In such a universe, you might want to detect the onset of these correlated search waves and respond very quickly by updating a set of cached results the servers in the Western US use. This is a tricky problem because you have thousands of machines who each see a slight uptick of “Kobe” searches and you need to make a decision to update caches that will affect those same machines, even though not one of them sees the whole picture. And they’re all acting asynchronously. Bummer, dude.
The Limits of the Analogy and our Solution:
Our problem, which is part of the ATLAS Trigger and Data Acquisition system, has two big differences. Firstly, our system is partly synchronous. This means that we have a single point, called the Central Trigger Processor, that is guaranteed to control the flow of data downstream of it (which is then asynchronously processed). Secondly, our system really really needs the parallel processes to cooperate. In the Kobe example you might argue that if the wave of searches was so damn big, each individual process would notice it. Yea perhaps, its just an analogy! In our system it takes thousands of processes working across dozens of racks to accumulate enough statistics to accurately measure these parameters of physical (and technical) interest called the Luminous Region.
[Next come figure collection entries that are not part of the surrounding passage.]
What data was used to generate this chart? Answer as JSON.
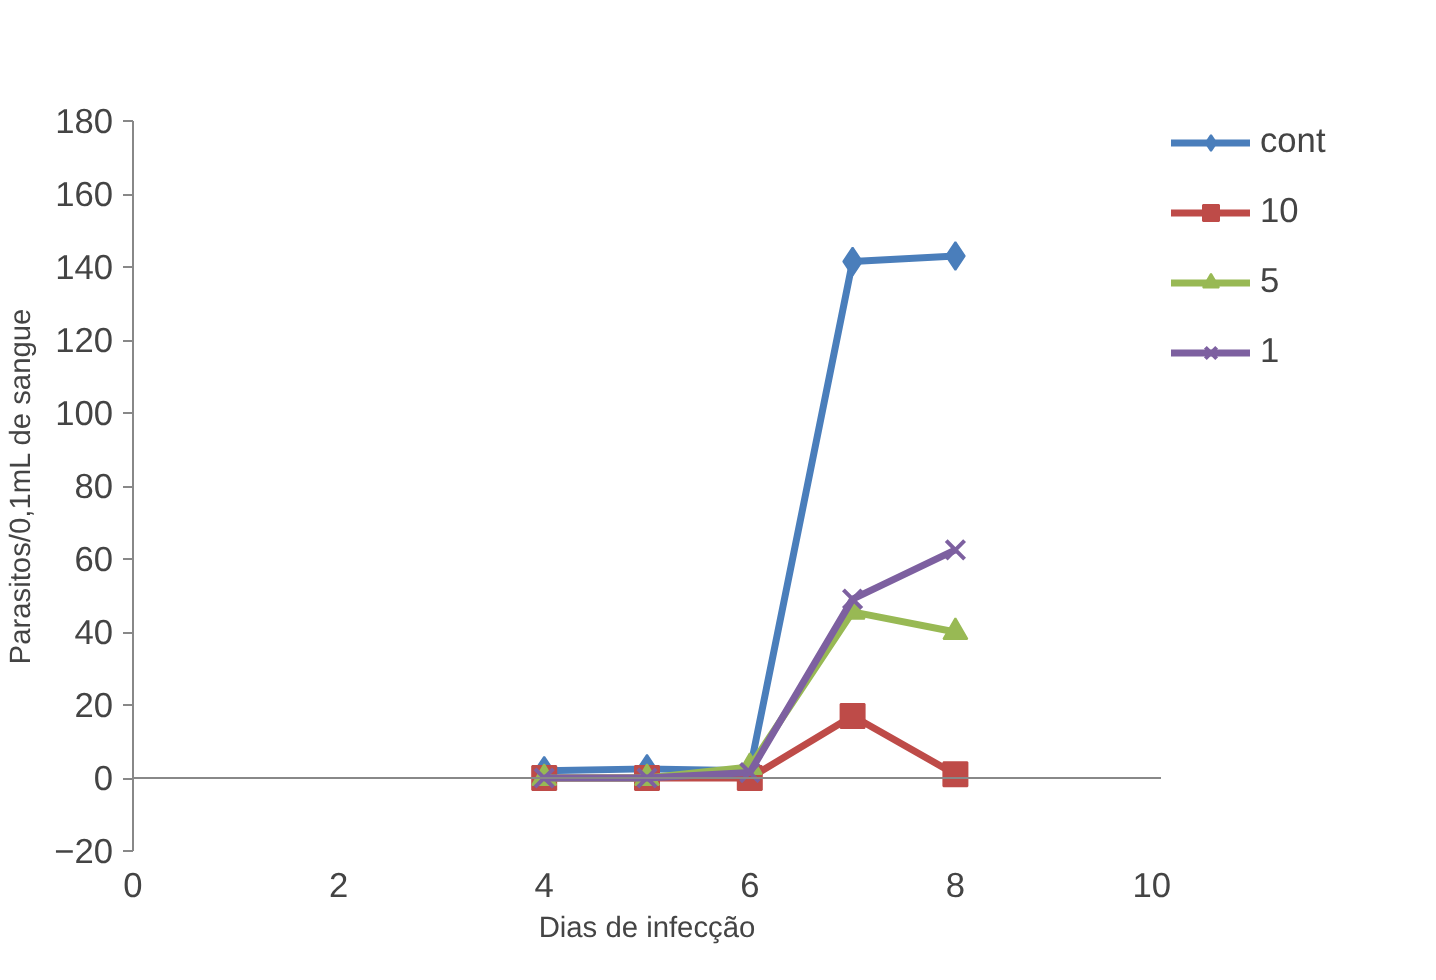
{
  "chart_data": {
    "type": "line",
    "xlabel": "Dias de infecção",
    "ylabel": "Parasitos/0,1mL de sangue",
    "xlim": [
      0,
      10
    ],
    "xticks": [
      0,
      2,
      4,
      6,
      8,
      10
    ],
    "ylim": [
      -20,
      180
    ],
    "yticks": [
      -20,
      0,
      20,
      40,
      60,
      80,
      100,
      120,
      140,
      160,
      180
    ],
    "grid": false,
    "legend": "right",
    "line_style": "solid",
    "x": [
      4,
      5,
      6,
      7,
      8
    ],
    "series": [
      {
        "name": "cont",
        "color": "#4a7ebb",
        "marker": "diamond",
        "values": [
          2,
          2.5,
          2,
          141.5,
          143
        ]
      },
      {
        "name": "10",
        "color": "#be4b48",
        "marker": "square",
        "values": [
          0,
          0,
          0,
          17,
          1
        ]
      },
      {
        "name": "5",
        "color": "#98b954",
        "marker": "triangle",
        "values": [
          0,
          0,
          3,
          45.5,
          40
        ]
      },
      {
        "name": "1",
        "color": "#7d60a0",
        "marker": "cross",
        "values": [
          0,
          0,
          1.5,
          49,
          62.5
        ]
      }
    ]
  }
}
We accomplished the N:N communication problem by a big fan-in and fan-out, which uses a hierarchical data-collection and -distribution. So we aggregate all the data across the processes for about ten minutes, crunch thousands and thousands of fits on them, then make a decision. Have the parameters we’re measuring, changed so much that we need to inform the farm? If so we push our values to an accessible location and trigger an update. Then WHAMO! Those exact same processes go fetch the fruits of their collective labor. Many hands make light work =).
In this way, we were able to coordinate so many processes without ever letting them know about each other. And when they all do go update their values (as close to synchronicity as the farm ever gets) it still induces < 10ms of dead time on the system. Not to shabby at all!
Well that’s all I had on the diagram. Like I said, just an overview. Thanks for reading!